Network Extension (NE) is a HCX service mesh appliance that helps to extend L2 network between two sites. It is used to provide network accessibility when migrating VMs between sites. Most popular use case is to use NE when migrating (via HCX or using other methods) VMs from on-prem site to cloud and back. It is also a little bit overused because the configuration is so easy and fast, we may want it stay there forever ;-). If this is the case, it is worth mentioning Mobility Optimised Networking (MON) NE feature would be needed for latency sensitive production workload. MON provides routing based on locality of source and destination VMs and prevents L2 Extension Tromboning. With MON VM in site B (remote) could communicate with other VMs in other segments without reaching site A where its gateway is located.

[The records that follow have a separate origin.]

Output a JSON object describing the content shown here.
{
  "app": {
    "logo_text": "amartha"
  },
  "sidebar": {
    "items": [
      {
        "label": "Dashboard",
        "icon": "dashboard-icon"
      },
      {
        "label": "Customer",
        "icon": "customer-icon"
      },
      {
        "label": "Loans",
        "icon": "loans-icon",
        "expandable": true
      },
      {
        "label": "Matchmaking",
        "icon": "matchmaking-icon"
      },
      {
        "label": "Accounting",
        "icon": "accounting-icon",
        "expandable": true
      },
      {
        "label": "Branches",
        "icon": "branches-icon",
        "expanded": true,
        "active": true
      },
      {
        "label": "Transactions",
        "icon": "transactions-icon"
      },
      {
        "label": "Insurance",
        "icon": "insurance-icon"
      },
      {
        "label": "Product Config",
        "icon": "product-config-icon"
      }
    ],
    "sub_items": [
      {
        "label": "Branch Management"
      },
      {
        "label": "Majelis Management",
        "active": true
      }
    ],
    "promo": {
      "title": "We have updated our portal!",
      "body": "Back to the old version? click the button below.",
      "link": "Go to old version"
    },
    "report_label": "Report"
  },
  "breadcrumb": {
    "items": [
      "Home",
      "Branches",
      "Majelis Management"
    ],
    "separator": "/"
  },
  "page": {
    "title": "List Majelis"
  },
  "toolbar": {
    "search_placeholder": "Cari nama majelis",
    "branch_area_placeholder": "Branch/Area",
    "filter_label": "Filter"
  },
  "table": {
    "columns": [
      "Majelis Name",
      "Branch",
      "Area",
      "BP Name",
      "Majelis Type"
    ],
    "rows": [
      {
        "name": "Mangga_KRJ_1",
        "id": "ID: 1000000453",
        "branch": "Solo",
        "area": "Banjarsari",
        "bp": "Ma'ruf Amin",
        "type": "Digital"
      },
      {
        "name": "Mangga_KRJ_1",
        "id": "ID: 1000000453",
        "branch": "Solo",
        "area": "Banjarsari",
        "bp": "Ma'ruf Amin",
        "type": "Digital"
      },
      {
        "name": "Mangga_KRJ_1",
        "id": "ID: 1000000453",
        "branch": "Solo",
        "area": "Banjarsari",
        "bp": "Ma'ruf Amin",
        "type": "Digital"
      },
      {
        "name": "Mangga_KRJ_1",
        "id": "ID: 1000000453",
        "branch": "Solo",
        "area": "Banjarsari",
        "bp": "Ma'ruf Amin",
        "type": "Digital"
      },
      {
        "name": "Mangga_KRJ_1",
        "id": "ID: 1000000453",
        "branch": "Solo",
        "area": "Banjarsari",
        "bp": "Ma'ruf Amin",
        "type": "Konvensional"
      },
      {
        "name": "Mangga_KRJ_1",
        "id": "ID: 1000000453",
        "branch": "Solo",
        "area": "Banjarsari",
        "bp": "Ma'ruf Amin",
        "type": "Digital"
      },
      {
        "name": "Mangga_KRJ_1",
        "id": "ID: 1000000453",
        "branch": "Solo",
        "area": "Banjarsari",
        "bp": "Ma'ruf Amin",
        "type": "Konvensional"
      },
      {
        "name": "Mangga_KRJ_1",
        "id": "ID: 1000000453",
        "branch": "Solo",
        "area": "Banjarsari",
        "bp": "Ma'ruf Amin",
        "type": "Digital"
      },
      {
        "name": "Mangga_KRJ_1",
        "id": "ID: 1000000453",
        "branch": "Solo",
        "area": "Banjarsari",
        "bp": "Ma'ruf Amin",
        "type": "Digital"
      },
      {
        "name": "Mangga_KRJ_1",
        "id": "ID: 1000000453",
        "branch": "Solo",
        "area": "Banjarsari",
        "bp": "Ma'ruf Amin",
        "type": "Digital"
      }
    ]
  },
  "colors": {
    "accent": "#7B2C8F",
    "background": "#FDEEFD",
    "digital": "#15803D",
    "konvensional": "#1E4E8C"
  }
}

For my step by step demo I am using two locations: site A (on-prem) where network segment aga_test 10.99.99.1/24 is originally configured and site B (cloud) where the network aga_test will be extended. Site A uses NSX-T and DHCP is configured for my segment but NSX-T is not required, it can be any vSphere Distributed Switch VLAN/tagged network.
HCX-5 (site A, connector role) and HCX-1 (site B, manager role) are paired and NE service mesh appliances are deployed on both locations. NEs create unmanaged Encrypted Transport Tunnel between sites on the network link defined in Network Uplink Profile.
The goal is to enable L2 communication between vm1 in site A and vm2 in site B. Additional points are for making DHCP working on extended network ;-).
The NSX-T segment created by HCX has Connectivity set to OFF. It means the subnet is not advertised to routing table on the remote site. This is by design because we want to use the original (on-prem) gateway for this subnet.